Isn’t a clear sign that I am overfitting because my error is wiggling around 0.085 and 0.089 even though train error reduced from 0.34 to 0.28 and valid error from 0.2558 to 0.231
Ok… I did a complete refactor to include the user interface from the FileDeleter we learned about tonight. Now it’s a super clean interface for finding duplicate or near duplicate images as well as garbage images using intermediate representations of a pretrained network.
Hi i will be working with mammographies (the CBIS-DDSM dataset). For now i have extracted a subset of x-ray tiles in order to classify them as healthy or malignant tissue. I have converted the x-rays to 16bit png using pydicom and create a modifed open_image in order to read the 16bit png file. Furthermore to work with pretrained networks i have created a small function to convert the input layer of a resnet to accept 1-channel input.
I plan to use this dataset for dataaugmentation and segmentation throughout the course and combine it with some of the wonderfull ideas that have come up in the first lessons. There are lots of challenges with this dataset:)
Hey Guys, I decided to work with Architectural Heritage Elements image Dataset dataset. And I think have achieved something better than SOTA for this dataset. The authors claim 93.19% whereas I achieve 97.155% with Restnet50 after some finetuning. There is a lot of further potential for finetuning I think.
Link to the paper i am currently comparing my results to. not sure if there are any further papers on this improving their results.
Paper introducing the dataset and accuracies. I am working with 128x128.
Hey, I went through your notebook but didn’t exactly get how you passed in the 3 crops. Did you pass in all three crops and then take the most occurring result or concatenate the images in some manner? It seems to me like you still passed in one image at a time. (pls point to where you passed in different in code as well)
I believe there is a typo here. You said today that ‘when train loss > val loss means you have not fitted enough’. I think what you mean here is: ‘Val loss lower than train loss means you are underfitting ’.
After listening again to part2 v2 lectures, I realize that what I I’m trying to do may be done better with the U-Net architecture. It give per-pixel classification along with using multiple levels of detail to generate the result. The ground true would be trivial - all pixels are the same class (the artist of that painting). I’ll get back to this project later.

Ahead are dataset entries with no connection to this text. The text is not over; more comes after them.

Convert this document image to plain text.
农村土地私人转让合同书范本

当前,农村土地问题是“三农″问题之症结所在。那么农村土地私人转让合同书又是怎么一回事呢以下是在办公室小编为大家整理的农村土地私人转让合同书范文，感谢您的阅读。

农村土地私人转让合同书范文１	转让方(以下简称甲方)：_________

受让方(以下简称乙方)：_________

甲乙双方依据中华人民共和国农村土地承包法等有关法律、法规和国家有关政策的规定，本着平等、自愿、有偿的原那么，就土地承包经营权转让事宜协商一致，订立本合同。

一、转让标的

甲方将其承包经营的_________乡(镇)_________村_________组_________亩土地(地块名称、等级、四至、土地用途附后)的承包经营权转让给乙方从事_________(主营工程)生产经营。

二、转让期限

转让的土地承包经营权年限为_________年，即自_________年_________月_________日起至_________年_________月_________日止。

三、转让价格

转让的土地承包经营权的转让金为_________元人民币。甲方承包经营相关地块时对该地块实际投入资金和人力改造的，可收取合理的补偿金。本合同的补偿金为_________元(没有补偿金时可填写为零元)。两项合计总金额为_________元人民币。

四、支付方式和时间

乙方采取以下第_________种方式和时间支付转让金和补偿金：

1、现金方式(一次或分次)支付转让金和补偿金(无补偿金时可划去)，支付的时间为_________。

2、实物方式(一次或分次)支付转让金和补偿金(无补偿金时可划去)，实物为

This is counter-intuitive. When we say val loss > training loss than it means my model did good on training (low train loss) but performed worse on testing (high val loss), it means it learned training data well but is not generalizing very well on a validation set so it is “overfitting”.
On the other end when we say val loss < train loss means I am doing good on validation but not so good in training so I have a scope of improvement. I am “underfitting”.
Am I missing something? (Sorry to tag you directly @jeremy)
Many apologies - not enough sleep and I didn’t notice I’d typed the opposite of what I meant! Fixed my post now, and removed most of the replies of people that I confused in the process, so as to avoid confusing people even more…